Yesterday’s L.A. Times ran an odd op-ed calling carbon taxes an ineffectual antidote to global warming. Unlike other critiques that brand carbon taxes politically unpalatable, this one argued that they’re simply not up to the job of cutting carbon emissions:
Carbon taxes — taxes on energy sources that emit carbon dioxide (CO2) — aren’t a bad idea. But they only work in some situations. Specifically, they do not work in the transportation sector, the source of a whopping 40% of California’s greenhouse gas emissions (and a third of U.S. emissions).
I’ve known Daniel Sperling, the author of the op-ed, for decades. As the long-time director of the Institute of Transportation Studies at UC Davis, Dan probably knows as much about automotive engineering as anyone in the world. What’s more, he’s conscientious, tireless, and concerned.
So why do I think he’s wrong about carbon taxes? Actually, Dan is part right, but his message is wrong. Let me explain.
It’s been clear for awhile that carbon taxes won’t make a huge dent in carbon emissions from gasoline — relative to their impact on the biggest source of U.S. carbon dioxide: coal-fired electricity generation. There are three reasons:
- Gasoline has less carbon per BTU than coal.
- Engines make better use of their BTUs than do power plants.
- Americans are less behaviorally sensitive to higher prices for gas than for electricity.
When we ran the numbers here at the Carbon Tax Center, we found out just how much gasoline would underperform while electricity overachieved under a level carbon tax. Using Colorado as a test case, we estimate that a statewide carbon tax would draw 60 percent of all of its carbon reductions from the electricity sector (which is responsible for 42-43 percent of that state’s CO2), but only 10 percent from gasoline (which accounts for 20 percent of emissions).
So we agree with Dan on some key facts. But we think he’s let his natural pessimism about price incentives (he’s an engineer, after all) run a bit amok.
For one thing, the low (10 percent or less) price-sensitivity for gasoline Dan cites (from his own UC Davis study) is short-run only. The long-run price-elasticity of gasoline demand is invariably much higher, since it can reflect long-term investment decisions — by households in buying more efficient vehicles, by automakers in designing and producing them, and by everyone in making location decisions that reduce driving.
Two widely respected transportation economists at UC Irvine, Ken Small and Kurt Van Dender, looked at pretty much the same gasoline data as Dan and observed the same low (under 10 percent) short-run price elasticity. Unsurprisingly, but importantly, Small and Van Dender found gasoline’s long-run price elasticity to be much higher, approximately 40 percent.
Using that figure, and making assumptions similar to Sperling’s about the potential for substituting lower-carbon fuels, we find that a ramped-up carbon tax that increased the price of gas 10 cents a gallon every year for a decade would reduce CO2 emissions from motor vehicles further and faster than the Low-Carbon Fuels Standard Sperling touts in his op-ed.

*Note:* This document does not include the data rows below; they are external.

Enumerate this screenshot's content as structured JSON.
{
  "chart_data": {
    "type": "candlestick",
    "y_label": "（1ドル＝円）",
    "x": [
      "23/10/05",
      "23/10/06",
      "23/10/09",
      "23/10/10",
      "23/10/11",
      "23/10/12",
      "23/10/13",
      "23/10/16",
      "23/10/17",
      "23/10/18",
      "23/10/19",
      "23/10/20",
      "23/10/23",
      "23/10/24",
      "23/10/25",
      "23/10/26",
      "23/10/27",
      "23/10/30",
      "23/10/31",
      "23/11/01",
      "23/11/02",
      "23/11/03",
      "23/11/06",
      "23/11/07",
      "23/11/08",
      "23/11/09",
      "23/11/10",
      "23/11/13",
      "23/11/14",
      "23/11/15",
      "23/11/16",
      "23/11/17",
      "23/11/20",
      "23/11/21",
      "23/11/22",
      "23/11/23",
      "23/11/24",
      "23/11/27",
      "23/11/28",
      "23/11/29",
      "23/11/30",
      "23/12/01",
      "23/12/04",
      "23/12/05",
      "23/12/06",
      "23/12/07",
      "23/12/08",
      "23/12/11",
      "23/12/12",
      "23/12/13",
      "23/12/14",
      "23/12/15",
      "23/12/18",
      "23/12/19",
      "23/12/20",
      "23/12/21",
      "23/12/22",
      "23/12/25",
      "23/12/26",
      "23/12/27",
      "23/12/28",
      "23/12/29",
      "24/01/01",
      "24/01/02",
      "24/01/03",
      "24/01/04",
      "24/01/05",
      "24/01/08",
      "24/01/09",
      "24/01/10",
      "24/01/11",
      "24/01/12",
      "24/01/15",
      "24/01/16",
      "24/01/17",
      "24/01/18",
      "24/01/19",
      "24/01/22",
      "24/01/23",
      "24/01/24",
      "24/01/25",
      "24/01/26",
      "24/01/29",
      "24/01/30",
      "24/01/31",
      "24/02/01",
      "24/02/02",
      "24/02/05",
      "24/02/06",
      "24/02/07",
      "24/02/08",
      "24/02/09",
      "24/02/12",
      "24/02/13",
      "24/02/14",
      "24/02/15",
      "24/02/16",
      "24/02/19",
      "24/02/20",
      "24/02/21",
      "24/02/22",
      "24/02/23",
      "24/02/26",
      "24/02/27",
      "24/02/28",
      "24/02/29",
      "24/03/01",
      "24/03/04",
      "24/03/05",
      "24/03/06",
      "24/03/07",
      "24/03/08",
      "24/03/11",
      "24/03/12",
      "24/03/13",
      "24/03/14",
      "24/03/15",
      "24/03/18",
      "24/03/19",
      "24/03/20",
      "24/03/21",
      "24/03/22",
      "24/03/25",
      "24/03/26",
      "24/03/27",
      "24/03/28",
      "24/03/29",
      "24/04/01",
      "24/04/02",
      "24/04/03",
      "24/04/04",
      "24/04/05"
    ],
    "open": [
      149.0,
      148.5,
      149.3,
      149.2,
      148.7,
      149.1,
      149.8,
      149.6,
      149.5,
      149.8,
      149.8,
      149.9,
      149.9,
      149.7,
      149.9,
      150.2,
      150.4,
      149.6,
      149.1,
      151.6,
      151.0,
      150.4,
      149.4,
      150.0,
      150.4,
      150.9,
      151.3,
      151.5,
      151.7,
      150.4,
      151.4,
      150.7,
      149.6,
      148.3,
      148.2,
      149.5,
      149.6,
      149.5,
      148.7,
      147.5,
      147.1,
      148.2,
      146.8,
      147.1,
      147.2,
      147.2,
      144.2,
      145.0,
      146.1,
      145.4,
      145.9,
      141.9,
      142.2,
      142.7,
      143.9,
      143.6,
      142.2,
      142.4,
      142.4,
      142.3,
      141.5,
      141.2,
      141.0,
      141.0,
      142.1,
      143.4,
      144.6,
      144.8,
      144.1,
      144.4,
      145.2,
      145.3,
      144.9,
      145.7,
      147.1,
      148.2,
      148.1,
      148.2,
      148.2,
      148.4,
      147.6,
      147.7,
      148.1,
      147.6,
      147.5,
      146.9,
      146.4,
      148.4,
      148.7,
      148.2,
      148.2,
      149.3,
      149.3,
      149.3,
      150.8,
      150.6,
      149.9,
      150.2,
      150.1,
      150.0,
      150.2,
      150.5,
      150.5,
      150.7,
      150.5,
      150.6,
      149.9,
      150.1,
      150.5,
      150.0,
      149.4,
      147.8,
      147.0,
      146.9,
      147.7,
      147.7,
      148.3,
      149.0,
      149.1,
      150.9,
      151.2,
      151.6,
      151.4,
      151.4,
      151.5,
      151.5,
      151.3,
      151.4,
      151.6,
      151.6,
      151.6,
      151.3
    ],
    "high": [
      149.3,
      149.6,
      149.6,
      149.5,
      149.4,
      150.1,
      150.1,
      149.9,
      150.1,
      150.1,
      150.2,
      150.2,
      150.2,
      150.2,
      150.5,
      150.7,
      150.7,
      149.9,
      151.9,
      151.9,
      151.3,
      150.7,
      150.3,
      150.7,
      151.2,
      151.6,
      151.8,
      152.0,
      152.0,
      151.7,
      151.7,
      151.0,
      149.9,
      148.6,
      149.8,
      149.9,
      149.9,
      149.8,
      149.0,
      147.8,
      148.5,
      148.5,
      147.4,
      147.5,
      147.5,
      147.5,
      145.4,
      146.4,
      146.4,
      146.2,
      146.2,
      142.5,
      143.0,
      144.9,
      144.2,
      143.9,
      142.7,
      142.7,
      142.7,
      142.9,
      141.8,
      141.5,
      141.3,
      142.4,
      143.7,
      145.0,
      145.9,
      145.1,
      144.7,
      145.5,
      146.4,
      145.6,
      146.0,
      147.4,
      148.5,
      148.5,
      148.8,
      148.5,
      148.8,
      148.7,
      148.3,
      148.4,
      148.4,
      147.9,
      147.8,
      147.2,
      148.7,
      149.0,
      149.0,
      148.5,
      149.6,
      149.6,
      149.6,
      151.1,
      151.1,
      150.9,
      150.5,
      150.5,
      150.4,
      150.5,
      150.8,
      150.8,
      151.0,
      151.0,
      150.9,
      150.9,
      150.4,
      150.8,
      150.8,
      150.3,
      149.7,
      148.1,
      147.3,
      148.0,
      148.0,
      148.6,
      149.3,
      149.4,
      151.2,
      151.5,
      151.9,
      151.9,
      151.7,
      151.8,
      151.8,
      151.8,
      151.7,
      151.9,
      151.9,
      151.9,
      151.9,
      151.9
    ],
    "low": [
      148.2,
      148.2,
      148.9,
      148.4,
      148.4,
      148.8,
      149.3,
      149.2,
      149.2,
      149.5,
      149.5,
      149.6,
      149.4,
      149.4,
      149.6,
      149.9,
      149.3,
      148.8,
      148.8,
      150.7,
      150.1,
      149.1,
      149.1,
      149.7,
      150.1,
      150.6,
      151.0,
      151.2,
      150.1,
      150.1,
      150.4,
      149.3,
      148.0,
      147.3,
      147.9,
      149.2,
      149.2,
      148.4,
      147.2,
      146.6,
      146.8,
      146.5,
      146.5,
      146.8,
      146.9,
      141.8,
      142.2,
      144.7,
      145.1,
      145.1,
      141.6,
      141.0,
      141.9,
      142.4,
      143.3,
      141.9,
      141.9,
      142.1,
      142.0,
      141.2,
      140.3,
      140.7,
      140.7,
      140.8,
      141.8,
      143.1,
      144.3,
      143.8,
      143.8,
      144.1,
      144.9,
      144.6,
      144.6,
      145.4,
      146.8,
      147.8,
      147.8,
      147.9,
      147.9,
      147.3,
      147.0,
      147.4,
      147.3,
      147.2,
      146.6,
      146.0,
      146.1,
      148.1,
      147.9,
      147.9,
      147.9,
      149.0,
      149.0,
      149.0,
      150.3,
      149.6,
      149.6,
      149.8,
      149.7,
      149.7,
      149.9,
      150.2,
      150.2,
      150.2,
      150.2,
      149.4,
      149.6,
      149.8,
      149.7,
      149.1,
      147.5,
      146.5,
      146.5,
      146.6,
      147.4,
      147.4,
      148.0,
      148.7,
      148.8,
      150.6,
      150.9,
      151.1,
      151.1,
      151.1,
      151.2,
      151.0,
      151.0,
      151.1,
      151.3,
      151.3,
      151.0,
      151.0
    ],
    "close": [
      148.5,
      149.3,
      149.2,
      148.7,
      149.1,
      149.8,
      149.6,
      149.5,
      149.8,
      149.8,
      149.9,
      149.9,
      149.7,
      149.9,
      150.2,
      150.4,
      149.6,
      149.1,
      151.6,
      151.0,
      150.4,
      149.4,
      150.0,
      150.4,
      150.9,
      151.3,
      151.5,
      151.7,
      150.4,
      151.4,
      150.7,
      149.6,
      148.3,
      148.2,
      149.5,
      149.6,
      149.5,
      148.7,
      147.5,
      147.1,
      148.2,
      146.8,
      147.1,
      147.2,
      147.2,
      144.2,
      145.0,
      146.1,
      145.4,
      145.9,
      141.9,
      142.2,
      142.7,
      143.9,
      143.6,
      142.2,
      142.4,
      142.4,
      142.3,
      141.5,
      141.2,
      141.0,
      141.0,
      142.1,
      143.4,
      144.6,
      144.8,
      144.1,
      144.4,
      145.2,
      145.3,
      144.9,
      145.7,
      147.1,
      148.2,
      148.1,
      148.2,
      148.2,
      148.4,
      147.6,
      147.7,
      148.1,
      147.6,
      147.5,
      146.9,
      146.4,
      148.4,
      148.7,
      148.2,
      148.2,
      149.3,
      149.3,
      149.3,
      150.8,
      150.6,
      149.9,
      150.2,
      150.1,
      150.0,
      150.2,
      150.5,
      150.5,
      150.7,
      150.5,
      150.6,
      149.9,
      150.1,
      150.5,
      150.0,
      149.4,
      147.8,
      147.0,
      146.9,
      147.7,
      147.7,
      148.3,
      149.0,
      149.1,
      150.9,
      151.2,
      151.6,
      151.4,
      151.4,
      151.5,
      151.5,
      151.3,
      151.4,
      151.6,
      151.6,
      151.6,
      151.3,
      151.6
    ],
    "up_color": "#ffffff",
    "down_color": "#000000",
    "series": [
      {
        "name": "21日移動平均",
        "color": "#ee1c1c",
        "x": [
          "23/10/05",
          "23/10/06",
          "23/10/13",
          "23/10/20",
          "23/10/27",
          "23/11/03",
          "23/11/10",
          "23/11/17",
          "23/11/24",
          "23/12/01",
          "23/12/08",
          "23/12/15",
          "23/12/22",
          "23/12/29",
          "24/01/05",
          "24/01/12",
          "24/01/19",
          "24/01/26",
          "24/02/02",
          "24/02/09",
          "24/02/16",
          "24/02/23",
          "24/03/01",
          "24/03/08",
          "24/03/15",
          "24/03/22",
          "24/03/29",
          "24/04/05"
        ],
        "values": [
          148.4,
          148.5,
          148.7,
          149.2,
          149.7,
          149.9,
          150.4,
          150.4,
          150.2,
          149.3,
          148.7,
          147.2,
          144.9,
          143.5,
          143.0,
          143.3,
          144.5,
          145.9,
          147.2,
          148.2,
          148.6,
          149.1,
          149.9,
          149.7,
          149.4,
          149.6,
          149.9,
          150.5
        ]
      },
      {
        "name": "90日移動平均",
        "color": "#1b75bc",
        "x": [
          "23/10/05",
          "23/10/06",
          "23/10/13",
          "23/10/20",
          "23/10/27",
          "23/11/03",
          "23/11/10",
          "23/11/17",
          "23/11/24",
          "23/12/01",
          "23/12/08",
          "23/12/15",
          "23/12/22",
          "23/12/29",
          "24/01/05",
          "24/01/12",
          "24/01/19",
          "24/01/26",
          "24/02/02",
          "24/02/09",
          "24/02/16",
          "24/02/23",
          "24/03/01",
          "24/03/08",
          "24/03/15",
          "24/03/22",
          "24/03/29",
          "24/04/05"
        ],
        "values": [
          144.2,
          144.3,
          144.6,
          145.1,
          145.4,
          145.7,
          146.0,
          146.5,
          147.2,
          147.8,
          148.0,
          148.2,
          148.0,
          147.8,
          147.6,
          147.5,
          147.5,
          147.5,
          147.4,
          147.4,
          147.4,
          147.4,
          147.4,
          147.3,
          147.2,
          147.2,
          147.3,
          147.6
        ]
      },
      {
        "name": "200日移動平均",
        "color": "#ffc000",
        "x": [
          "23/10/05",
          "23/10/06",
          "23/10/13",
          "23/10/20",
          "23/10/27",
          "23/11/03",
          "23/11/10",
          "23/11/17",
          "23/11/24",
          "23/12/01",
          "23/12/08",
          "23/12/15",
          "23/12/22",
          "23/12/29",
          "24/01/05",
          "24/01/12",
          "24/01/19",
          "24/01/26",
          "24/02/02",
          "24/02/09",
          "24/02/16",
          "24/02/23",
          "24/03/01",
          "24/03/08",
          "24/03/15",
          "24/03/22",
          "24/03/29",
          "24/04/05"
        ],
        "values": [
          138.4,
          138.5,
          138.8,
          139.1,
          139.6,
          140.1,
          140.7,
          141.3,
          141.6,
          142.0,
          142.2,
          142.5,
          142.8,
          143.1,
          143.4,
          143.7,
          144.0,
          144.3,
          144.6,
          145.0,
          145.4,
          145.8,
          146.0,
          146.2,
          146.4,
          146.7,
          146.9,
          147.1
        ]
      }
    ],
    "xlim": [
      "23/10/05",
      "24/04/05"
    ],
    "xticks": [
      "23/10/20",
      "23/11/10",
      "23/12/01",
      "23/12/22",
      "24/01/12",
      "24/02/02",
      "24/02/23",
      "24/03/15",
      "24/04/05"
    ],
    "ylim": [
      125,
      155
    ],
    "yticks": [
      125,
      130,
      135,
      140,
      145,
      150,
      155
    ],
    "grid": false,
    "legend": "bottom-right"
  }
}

Again using Colorado as a test case, the same carbon tax would eliminate more than five times as much CO2 in the electricity sector and almost three times as much in “other” sectors (trucking, space heating, aviation, etc.). Indeed, that tax, which in carbon terms tacks on a charge of $37 per ton (or $10 per ton of CO2) each year for 10 years, would lop off almost 40 percent from that state’s carbon emissions by 2020. And the revenue stream would be enormous — enough to permit the legislature to zero out the widely disliked state sales tax and business personal property tax by the fifth year, even while providing generous per-resident and per-employee rebates, supplementing the federal Earned Income Tax Credit to assist low-income families, and financing targeted investment in energy efficiency and renewable energy.
We’ll grant the point made by Dan (or the Times‘ editors) at the top of his piece: Taxes on CO2 emissions alone won’t get us where we need to go. We’ll need judicious and creative incentives and regulations in addition to a carbon tax, and the Low-Carbon Fuel Standard that Dan is helping advance in California fits that bill. But let’s stop the naysaying over carbon taxes. They’re the powerful tailwind America needs to get our carbon emissions down equitably, efficiently, and immediately.